Bei den „Wasserplanschern“ ist das zum Beispiel, dass die Kita-Kinder weiterhin von den Eltern an der Eingangstür verabschiedet und nicht erst in die Zimmer gebracht werden. Diese neue Praxis habe dem gesamten Ablauf gut getan. 

Ähnliches berichtet Kerstin Thannheiser, die Leiterin des Harthaer „Kinderhauses“, das sich in Trägerschaft eines Fördervereins befindet. Ab Montag werden Kinder dort wieder von 6 bis 16.30 Uhr betreut – bis zu den 14 Tagen Betriebsruhe in den Schulferien. Die wird es wie geplant geben. 

„Das haben wir aktuell mit den Eltern noch einmal abgesprochen. Sie hatten dann nochmals Zeit, Betreuungsbedarf nachzumelden“, sagt Kerstin Thannheiser. Während des zweiwöchigen Urlaubs sind in den zurückliegenden Jahren ungefähr Dreiviertel der Kinder auch wirklich daheim oder verreist gewesen. Das gab Eltern wie Erziehern Planungssicherheit.

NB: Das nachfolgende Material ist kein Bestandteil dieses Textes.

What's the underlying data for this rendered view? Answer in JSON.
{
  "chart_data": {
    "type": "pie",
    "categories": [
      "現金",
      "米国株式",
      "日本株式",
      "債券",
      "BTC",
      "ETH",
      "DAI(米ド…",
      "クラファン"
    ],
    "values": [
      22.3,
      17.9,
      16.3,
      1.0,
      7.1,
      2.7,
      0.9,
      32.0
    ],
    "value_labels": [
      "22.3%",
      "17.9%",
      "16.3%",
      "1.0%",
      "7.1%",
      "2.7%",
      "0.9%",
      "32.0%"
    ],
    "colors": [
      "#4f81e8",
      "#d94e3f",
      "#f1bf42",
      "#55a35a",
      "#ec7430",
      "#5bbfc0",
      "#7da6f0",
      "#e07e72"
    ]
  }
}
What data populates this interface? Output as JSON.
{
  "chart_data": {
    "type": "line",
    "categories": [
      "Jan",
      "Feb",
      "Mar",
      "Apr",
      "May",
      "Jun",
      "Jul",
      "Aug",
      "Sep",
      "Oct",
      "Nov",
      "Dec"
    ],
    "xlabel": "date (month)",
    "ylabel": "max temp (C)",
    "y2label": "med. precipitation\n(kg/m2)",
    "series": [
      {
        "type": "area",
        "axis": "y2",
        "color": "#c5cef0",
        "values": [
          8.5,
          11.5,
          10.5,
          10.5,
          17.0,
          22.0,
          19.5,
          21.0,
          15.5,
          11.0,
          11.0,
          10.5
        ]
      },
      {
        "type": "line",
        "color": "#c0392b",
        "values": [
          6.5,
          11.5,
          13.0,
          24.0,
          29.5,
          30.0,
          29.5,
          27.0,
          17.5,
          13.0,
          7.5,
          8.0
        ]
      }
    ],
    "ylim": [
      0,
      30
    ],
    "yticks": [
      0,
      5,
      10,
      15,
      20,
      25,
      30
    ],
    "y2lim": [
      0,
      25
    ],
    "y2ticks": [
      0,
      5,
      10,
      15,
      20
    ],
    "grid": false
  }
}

Beim Abholen nicht lange plaudern

Noch nicht in den Normalbetrieb kehrt die Kita „Striegiszwerge“ im Roßweiner Ortsteil Niederstriegis zurück. Dort bleibt es bis Ende der Woche bei Einschränkungen. Das hängt mit der Quarantäneauflagen zusammen. Zwar ist kein Kind, das die Einrichtung besucht, positiv auf das Coronavirus getestet worden. Aber ein Geschwisterkind steht unter Quarantäne. Letztere besteht für zwei Roßweiner Grundschüler und eine Hortnerin, bei denen vor reichlich einer Woche eine Infektion nachgewiesen worden ist.

>>> Über die Ausbreitung des Coronavirus und über die Folgen in der Region Döbeln berichten wir laufend aktuell in unserem Newsblog. <<<

Zum Schutz müssen überall noch eine Reihe von Hygienevorschriften in den Kitas eingehalten werden. Nach den Lockerungen dürfen aber am Morgen und am Nachmittag wieder gemischte Gruppen gebildet werden, es sind Veranstaltungen und Elterngespräche in den Kitas möglich. Mütter und Väter sollen sich allerdings – wenn nötig – nur kurz zum Abholen und Bringen in den Häusern aufhalten.

Nach wie vor täglich bescheinigen müssen die Eltern, dass sie bei ihrem Nachwuchs keine Symptome einer Erkältungskrankheit festgestellt haben. Für weitere im Haushalt lebende Personen muss dieser Nachweis anders als bisher nicht mehr erbracht werden.